Bettnässen kommt ebenfalls oft bei Kindern und Teenagern vor, was
zu einem großen Maß an Peinlichkeit und Stress für
das Kind und seiner Familie führt.
Viele Menschen leiden unter Inkontinenz, und die verschiedensten Lösungen
sind verfügbar; dennoch kann die negative Einstellung der Gesellschaft
gegenüber Blasenkontrollproblemen den Betroffenen manchmal das
Gefühl vermitteln, Ausgestoßene zu sein. Dies kann dazu führen,
dass Betroffene sich von Freunden und Bekannten isolieren und entfremden,
aus Furcht vor Entdeckung und gesellschaftlichen Peinlichkeiten. Hilfe
ist vorhanden, und niemand braucht im Stillen zu leiden.
Was ist die Ursache?
Es gibt verschiedene Arten von Harninkontinenz, jede mit einer Anzahl
von möglichen Ursachen. Dazu gehören:
o Stressinkontinenz
Der Verlust von kleinen Mengen Urin beim Husten, Niesen, Lachen, Anstrengen,
Anheben oder beim Sport. Stressinkontinenz kommt meistens bei Frauen
vor, besonders, wenn sie eine Scheidengeburt hatten oder durch hormonale
Änderungen nach der Menopause. Sie kommt auch gelegentlich bei
Männern vor, am häufigsten als Folge einer Prostataoperation.
o Dranginkontinenz
Der Verlust von Urin in Verbindung mit einem plötzlichen starken
Drang zu urinieren. Dies kann die Folge gewisser Krankheiten sein, z.B.

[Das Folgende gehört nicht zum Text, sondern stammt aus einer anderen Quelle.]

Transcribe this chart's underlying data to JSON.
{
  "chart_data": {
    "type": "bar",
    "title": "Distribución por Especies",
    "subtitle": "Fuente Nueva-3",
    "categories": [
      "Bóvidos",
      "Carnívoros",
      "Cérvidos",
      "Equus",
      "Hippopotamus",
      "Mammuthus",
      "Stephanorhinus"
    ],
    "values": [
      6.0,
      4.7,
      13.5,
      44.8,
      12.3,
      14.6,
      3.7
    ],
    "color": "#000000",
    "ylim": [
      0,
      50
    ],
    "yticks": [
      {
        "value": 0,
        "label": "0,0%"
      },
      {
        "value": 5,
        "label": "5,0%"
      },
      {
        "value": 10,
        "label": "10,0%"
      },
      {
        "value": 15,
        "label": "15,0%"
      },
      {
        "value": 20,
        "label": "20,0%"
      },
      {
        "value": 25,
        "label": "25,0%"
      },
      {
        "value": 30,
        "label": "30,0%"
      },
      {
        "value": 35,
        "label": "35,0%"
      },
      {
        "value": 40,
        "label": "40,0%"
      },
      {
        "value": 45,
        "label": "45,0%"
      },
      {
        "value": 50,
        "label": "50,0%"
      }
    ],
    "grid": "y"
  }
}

eines Schlaganfalles, einer vergrößerten Prostata, der Parkinson-Krankheit
oder Verstopfung, oder einfach das Ergebnis schlechter Blasengewohnheiten
über einen langen Zeitraum hinweg. In einigen Fällen ist die
Ursache nicht bekannt.
o Überlaufinkontinenz
Bei Krankheiten, bei denen sich die Blase schlecht entleert, kann Urinverlust
zu unpässlichen Zeiten stattfinden. Bei Männern ist dies am
häufigsten die Folge einer vergrößerten Prostatadrüse,
die ein Hindernis darstellt und somit den Harnfluss hemmt. Ein schwacher
Blasenmuskel kann ebenfalls dazu führen, dass sich die Blase schlecht
entleert.
o Funktionsinkontinenz
Das Ergebnis eines körperlichen, geistigen oder Umwelt-Problems,
z.B. mangelnde Mobilität, Ungeschicklichkeit, Gedächtnisschwund
oder selbst eine unzweckmäßige Architektur, die Einfluss
darauf hat, ob eine Person die Toilette erreichen oder benutzen kann.
o Reflexinkontinenz
Der Verlust der Harnkontrolle als Folge von Beschädigungen der
Nerven, die die Blasenfunktion kontrollieren. Dies findet man am häufigsten
bei Personen mit Rückgratverletzungen. Wenn Sie immer durstig sind
und oft urinieren müssen sollten Sie sich von Ihrem Arzt untersuchen
lassen, Sie könnten möglicherweise an Diabetes leiden.
Suchen Sie Hilfe? Sie sind nicht alleine. Inkontinenz kann, wenn behandelt,
geheilt oder bedeutend verbessert werden.